Normalizing your data

Here's first problem. You are rescaling your data to be between [0,1]. But you can do so much better by standardizing your data (i.e. (x - mean(x))/std(x)). Here's how you do that.

def create_datagen():
    return tf.keras.preprocessing.image.ImageDataGenerator(
        samplewise_center=True,
        samplewise_std_normalization=True,
        horizontal_flip=False,
        rotation_range=30,
        shear_range=0.2,
        validation_split=VALIDATION_SPLIT)

Another thing you might notice is I've set horizontal_flip=False. This brings me back to the first point. You have to make a judgement call to see what augmentation techniques might make sense.

Brightness/ Shear - Seems okay
Cropping/resizing - Seems okay
Horizontal/Vertical flip - This is not something I'd try at the beginning. If someone shows you a hand sign in two different horizontal orientations, you might have trouble understanding some signs.

Reducing the number of features

This is very important. You don't have that much data. And you want to make sure you get the most out of the data. The data has the original size of (100,100). You can do well with a significantly less size image (I have tried (64,64) - But you might be able to go even lower). So please reduce the size of the images whenever you can.

Next thing, it doesn't matter if you see a sign in RGB or Grayscale. You still can recognize the sign. But Grayscale cuts down the amount of samples by 66% compared to RGB. So use less color channels whenever you can.

This is how you do these,

def create_flow(datagen, subset, directory, hflip=False):
    return datagen.flow_from_directory(
        directory=directory,
        target_size=(64, 64),
        color_mode='grayscale',
        batch_size=BATCH_SIZE,
        class_mode='categorical',
        subset=subset,
        shuffle=True
    )

So again to reiterate, you need to spend time understanding data before you go ahead with a model. This is a bare minimal list for this problem. Feel free to try other things as well.

Creating the model

So, here's the changes I did to the model.

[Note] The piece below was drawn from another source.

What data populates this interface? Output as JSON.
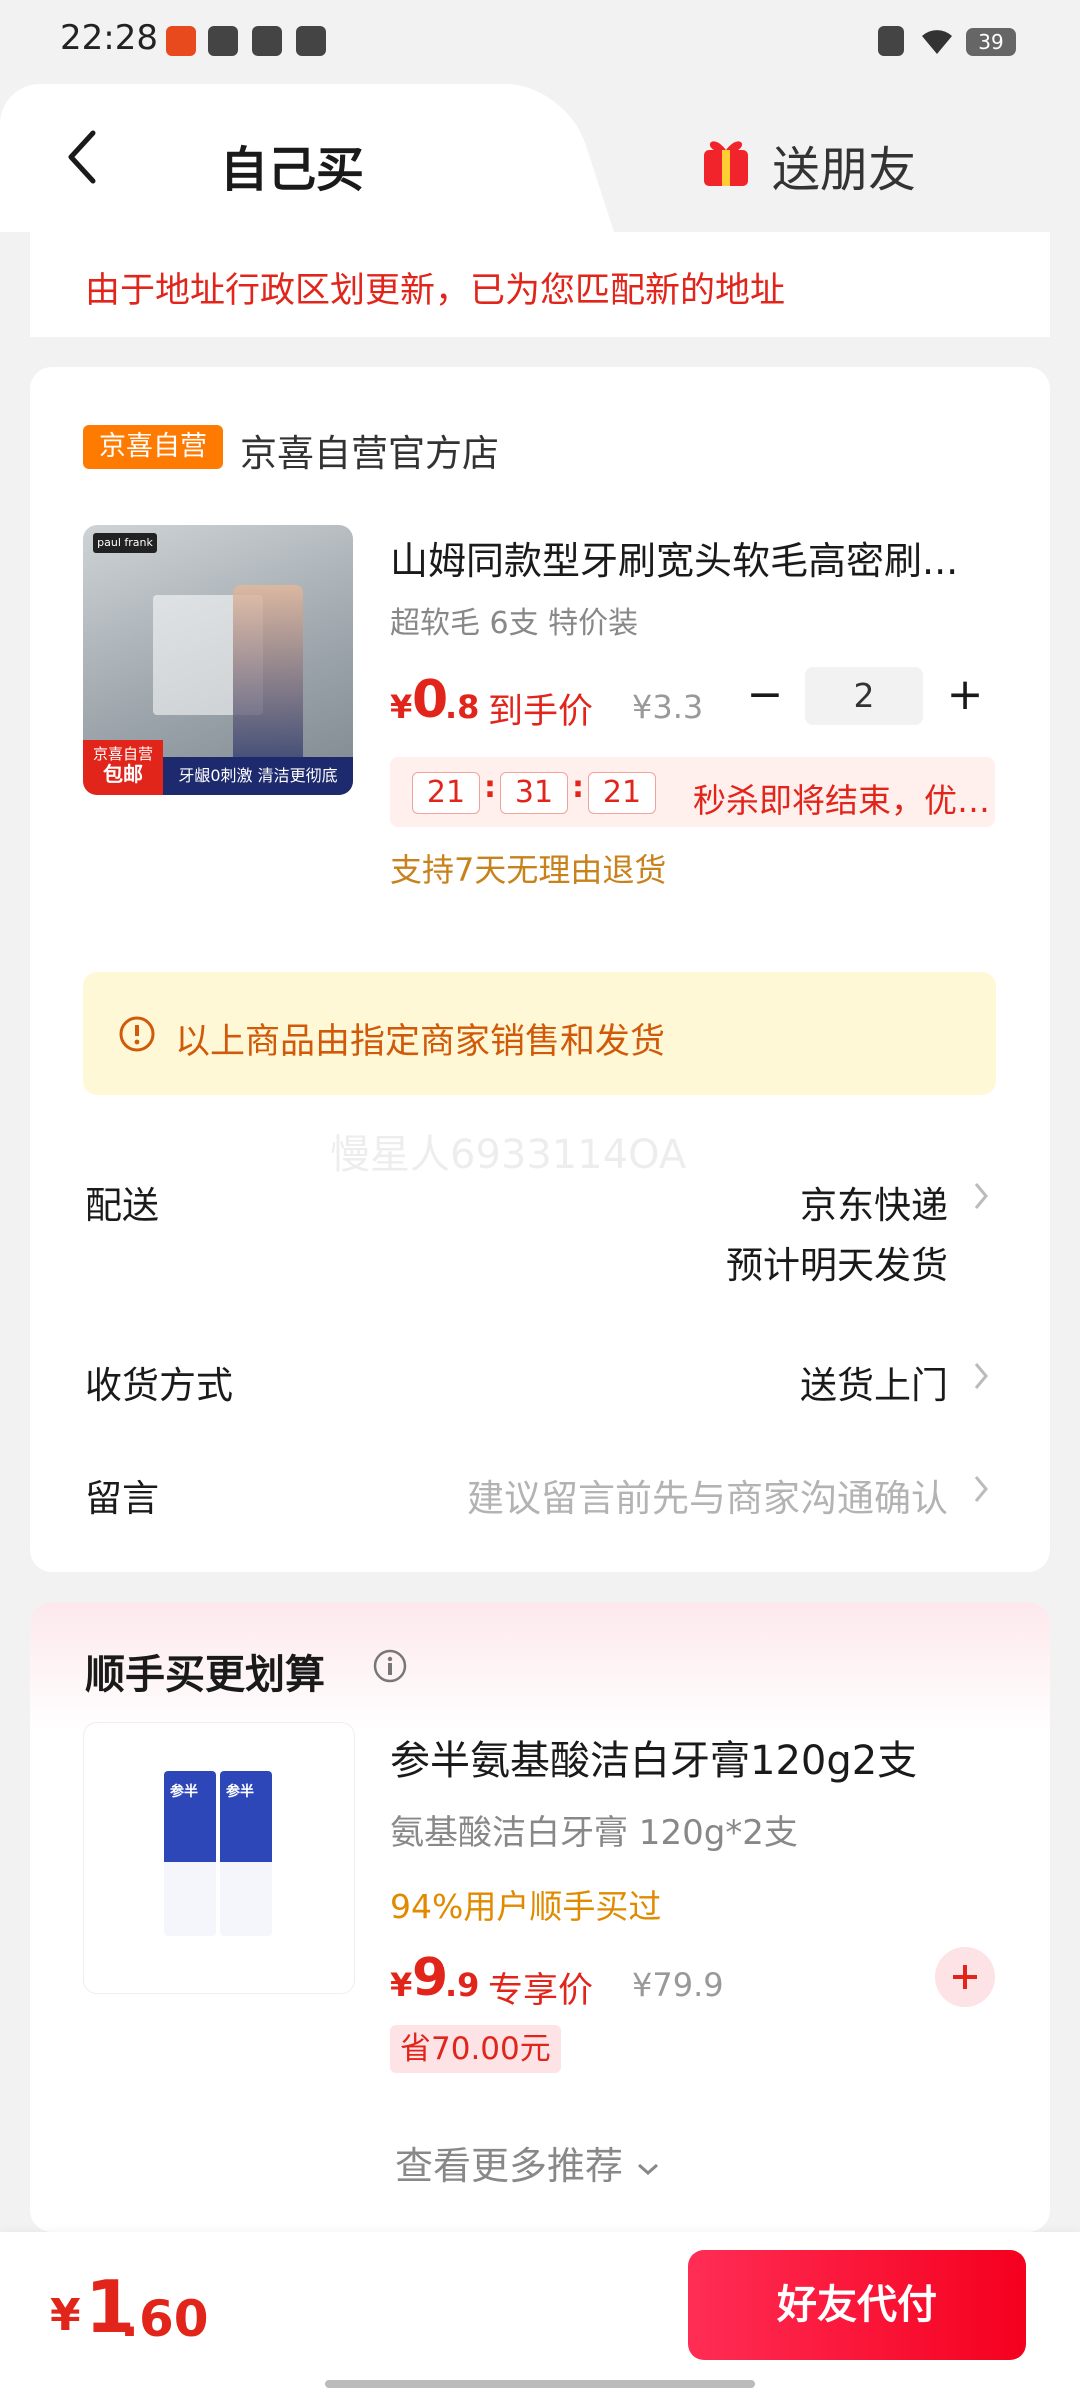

Added padding='same' to all the convolutional layers. If you don't do that by default it has padding=valid, which results in an automatic dimensionality reduction. This means, the deeper you go, the smaller your output is going to be. And you can see in the model you had you have a final convolution output of size (3,3). This is probably too small for the dense layer to make sense of. So pay attention to what the dense layer is getting.
Reduced the kernel size - Kernel size is directly related to the number of parameters. So to reduce the chances of overfitting to your small dataset. Go with a smaller kernel size whenever possible.
Removed dropout from convolutional layers - This is something I did as a precaution. Personally, I don't know if dropout works with convolution layers as well as with Dense layers. So I don't want to have an unknown complexity in my model at the beginning.
Removed the last convolutional layer - Reducing the parameters in the model to reduce changes of overfitting.

About the optimizer

After you do these changes, you don't need to change the learning rate of Adam. Adam works pretty well without any tuning. So that's a worry you can leave for later.

About the batch size

You were using a batch size of 8. Which is not even big enough to contain a single image for each class in a batch. Try to set this to a higher value. I set it to 32. Whenever you can try to increase batch size. May be not to very large values. But up to around 128 (for this problem should be fine).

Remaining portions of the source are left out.